3. What is the Sub-Conscious Mind?
Your subconscious mind is the ‘all-knowing’ part of your mind. Your ‘conscious’, or ‘thinking’ mind can only hold information pertinent to your ‘here and now’. Its contents are of immediate value to you, and can and will, be changed as required. Due to this immediacy, its knowledge, at any point in time is always limited.
When you learn any new task, it is learnt consciously using the ‘thinking’ part of your mind. Once the ‘subconscious mind’ has mastered the task, it then takes over and the ‘conscious’ mind no longer has to think about what you are doing - unless something out of the ordinary happens which requires thought and presence of mind.
For example, when you first learn to drive a car, a driving instructor will teach you, on a conscious level, everything you need to do, and everything you need to think about. Initially, this is a lot of information to take in, but over time, you adapt and come to know how to coordinate it all together.
Consider the act of braking: Your instructor will tell you that the brake is the pedal in the middle! However, knowing how hard to press it and at what time you should press it – bearing in mind your current speed and how immediate your current need to stop happens to be – this is a knack which you learn through practice until it becomes ‘instinctive‘. At the point where coordination becomes instinctive, you know that your sub–conscious mind has taken control of operations.
This is how your sub-conscious mind works throughout your life. From the moment you are born, your subconscious mind absorbs and stores information which is made available to you in the future. When you encounter a situation which requires a response, your sub-conscious mind automatically provides one based on your previous experience. Should a situation arise and you ‘draw a blank’ regarding how to respond, it will be because you haven’t encountered a similar situation in the past. Consequently, your sub-conscious mind is unable to offer a tried and tested response and therefore, the conscious mind has to produce one for you. Your sub-conscious mind will then store this response for future reference, and so the cycle continues.

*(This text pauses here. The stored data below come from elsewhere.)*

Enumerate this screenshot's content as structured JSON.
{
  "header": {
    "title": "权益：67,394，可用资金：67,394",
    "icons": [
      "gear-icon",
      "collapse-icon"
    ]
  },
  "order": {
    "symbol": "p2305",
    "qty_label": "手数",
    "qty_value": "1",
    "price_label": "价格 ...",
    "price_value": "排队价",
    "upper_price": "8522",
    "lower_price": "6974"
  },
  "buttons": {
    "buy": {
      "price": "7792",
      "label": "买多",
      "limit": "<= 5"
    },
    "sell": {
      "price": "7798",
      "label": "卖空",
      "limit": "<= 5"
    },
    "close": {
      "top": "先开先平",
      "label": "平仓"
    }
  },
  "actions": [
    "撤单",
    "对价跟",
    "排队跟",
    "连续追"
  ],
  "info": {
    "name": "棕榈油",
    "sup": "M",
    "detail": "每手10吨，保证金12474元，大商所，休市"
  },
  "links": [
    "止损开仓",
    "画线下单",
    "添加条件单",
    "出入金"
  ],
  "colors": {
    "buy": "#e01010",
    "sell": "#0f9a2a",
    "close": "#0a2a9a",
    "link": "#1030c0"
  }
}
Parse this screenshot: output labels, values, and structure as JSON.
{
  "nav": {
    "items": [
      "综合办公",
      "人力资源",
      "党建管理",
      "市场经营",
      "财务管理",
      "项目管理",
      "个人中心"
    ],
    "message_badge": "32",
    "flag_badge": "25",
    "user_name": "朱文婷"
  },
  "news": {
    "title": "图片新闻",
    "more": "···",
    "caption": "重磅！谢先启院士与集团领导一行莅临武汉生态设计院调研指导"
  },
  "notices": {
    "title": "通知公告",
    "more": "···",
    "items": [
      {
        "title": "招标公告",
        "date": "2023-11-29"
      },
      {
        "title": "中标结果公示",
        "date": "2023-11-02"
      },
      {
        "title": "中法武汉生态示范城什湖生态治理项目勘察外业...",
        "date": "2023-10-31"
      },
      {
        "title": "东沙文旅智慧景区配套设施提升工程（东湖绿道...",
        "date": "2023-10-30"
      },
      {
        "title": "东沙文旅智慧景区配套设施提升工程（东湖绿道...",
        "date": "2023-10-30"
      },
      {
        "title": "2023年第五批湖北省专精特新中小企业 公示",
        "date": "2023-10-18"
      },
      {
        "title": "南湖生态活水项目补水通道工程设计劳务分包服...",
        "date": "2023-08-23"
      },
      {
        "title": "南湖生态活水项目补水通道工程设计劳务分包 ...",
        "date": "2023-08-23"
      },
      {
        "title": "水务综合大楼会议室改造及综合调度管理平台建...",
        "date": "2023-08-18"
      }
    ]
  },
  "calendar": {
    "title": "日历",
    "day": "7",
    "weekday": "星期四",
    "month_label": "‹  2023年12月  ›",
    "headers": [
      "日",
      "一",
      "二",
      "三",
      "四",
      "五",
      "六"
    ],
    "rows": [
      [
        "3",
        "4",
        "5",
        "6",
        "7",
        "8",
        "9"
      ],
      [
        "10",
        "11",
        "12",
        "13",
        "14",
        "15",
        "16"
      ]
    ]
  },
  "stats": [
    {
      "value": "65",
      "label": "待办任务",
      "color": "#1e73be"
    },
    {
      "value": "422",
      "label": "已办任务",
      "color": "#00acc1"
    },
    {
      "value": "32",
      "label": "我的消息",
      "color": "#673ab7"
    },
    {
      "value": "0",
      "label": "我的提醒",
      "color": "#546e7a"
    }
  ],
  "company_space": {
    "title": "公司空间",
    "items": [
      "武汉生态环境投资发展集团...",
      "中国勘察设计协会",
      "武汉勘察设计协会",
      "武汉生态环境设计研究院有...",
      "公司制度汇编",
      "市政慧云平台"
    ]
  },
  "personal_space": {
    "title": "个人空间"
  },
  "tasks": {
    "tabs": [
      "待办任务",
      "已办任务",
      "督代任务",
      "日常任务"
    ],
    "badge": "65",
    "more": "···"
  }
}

However, because this cycle of learned responses begins in childhood, any inappropriate responses that were not corrected by your carers at that time, may well persist into adulthood where they can create problems for you. Likewise, when deciding how to respond on a conscious level, a child will take ‘inspiration’ from significant others around them. If those adults did not receive appropriate teaching as children themselves, they will most likely, unwittingly, pass on inappropriate or unhelpful responses to their children which will then be innocently absorbed, learnt and accepted without question, by the young person’s subconscious mind.
Equally, this applies to what those around us, tell us about ourselves. If a child is consistently told that they are stupid, or fat, or clumsy, their subconscious mind will accept these statements as fact. Children do not have a store of information in their subconscious minds that would refute or contradict these harmful suggestions. So this information takes root and becomes a belief which that person holds about themselves. Once the belief is formed, people will only tend to notice ‘evidence’ which confirms the belief. Unfortunately, any ‘proof’ that they are not ‘stupid’, for example, will most likely be dismissed as inaccurate.